Most of this functionality has already existed in a vCenter Plugin, and will continue to exist there, but the HTML5 GUI is a little nicer looking and opens it up a bit.

Cloud-Like On-Premises Infrastructure

We’re actually able to deploy most HyperFlex clusters in around a half hour. We need only fill in a few questions from the GUI of a deployment VM, things like naming conventions and IP addresses, and from there service profiles with VLAN information, IP information, and everything needed will be automatically assigned within the cluster. Now we can deploy VMs like we would in any virtualized environment, using thin provisioning to add to storage savings. We can take this cloud-like infrastructure a little further, though.

By adding orchestration products like Cisco Cloud Center (nee CliQr) and UCS Director, we can completely automate the deployment of applications and layer 4-7 services. With Cloud Center we get hooks into public clouds as well as private clouds as well. So the dev and ops teams can work together to create one application profile no matter where we want to deploy (on or off premises). As companies move more towards the hybrid model, this can reduce many complexities that come along with bringing applications to market as well as upgrading them in automated ways.

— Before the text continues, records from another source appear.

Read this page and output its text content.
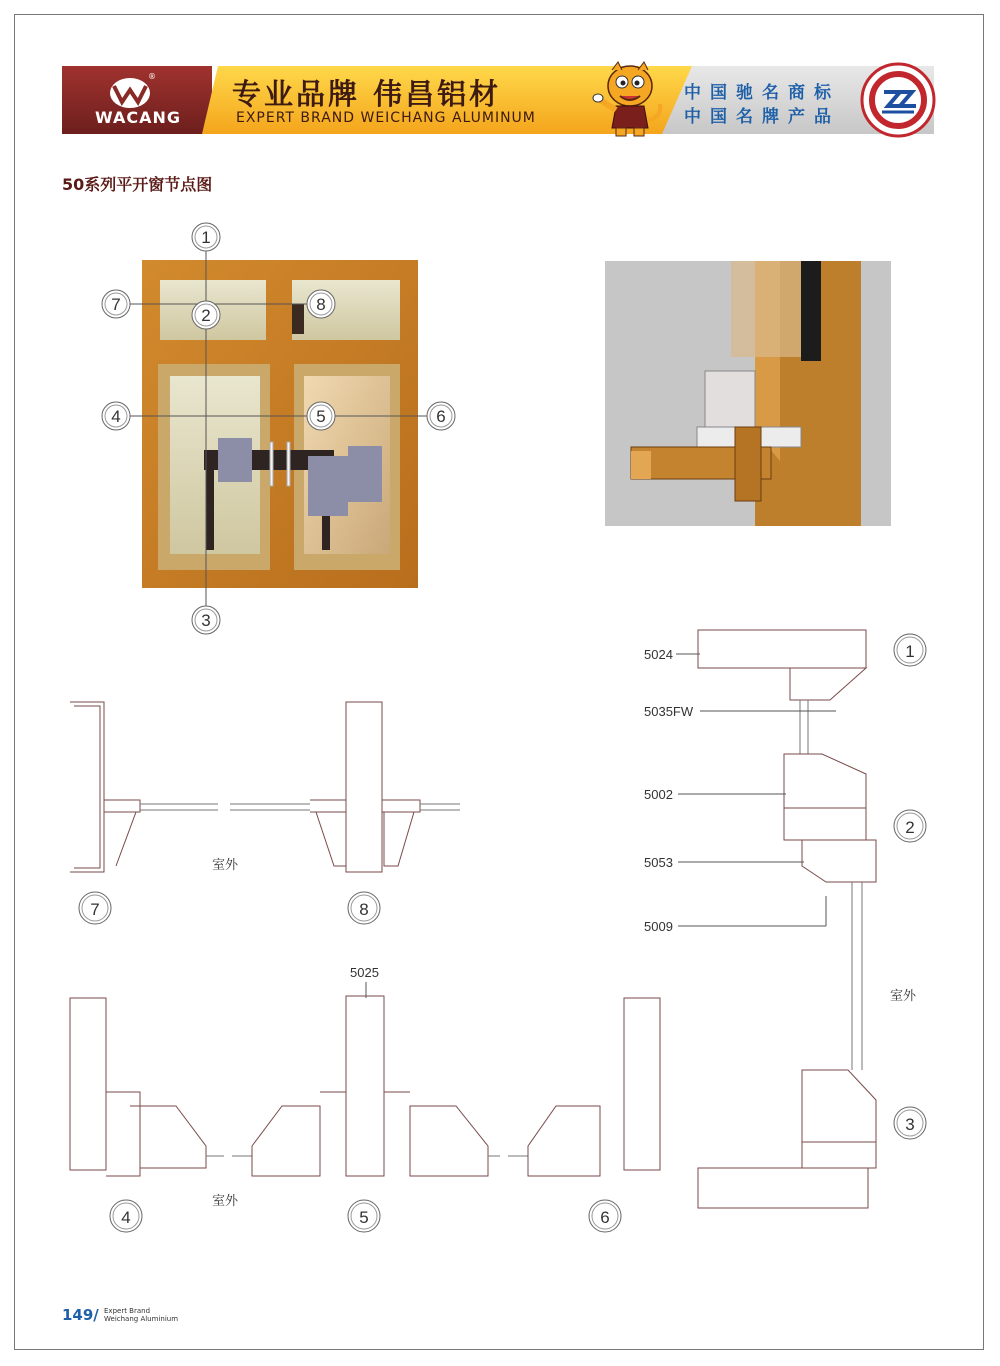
®
WACANG
专业品牌 伟昌铝材
EXPERT BRAND WEICHANG ALUMINUM
中国驰名商标
中国名牌产品
50系列平开窗节点图
1
2
3
4	5	6
7	8
7	8
4	5	6
1
2
3
室外
室外
室外
5024
5035FW
5002
5053
5009
5025
149/ Expert Brand
Weichang Aluminium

If we add ACI (Application Centric Infrastructure) in the mix we get more software defined networking as well. ACI will automate our policy deployment by using application profiles as well as offer a more secure environment for our applications because of it’s default white-list model as well as the built-in microsegmentation.

The Tl;dr is that we have the possibility of right clicking on an application in an application catalog, selecting deploy, and having an application either deployed or upgraded (even end of lifed) within minutes either to a public cloud like AWS or Azure or to our private clouds and on-prem data centers.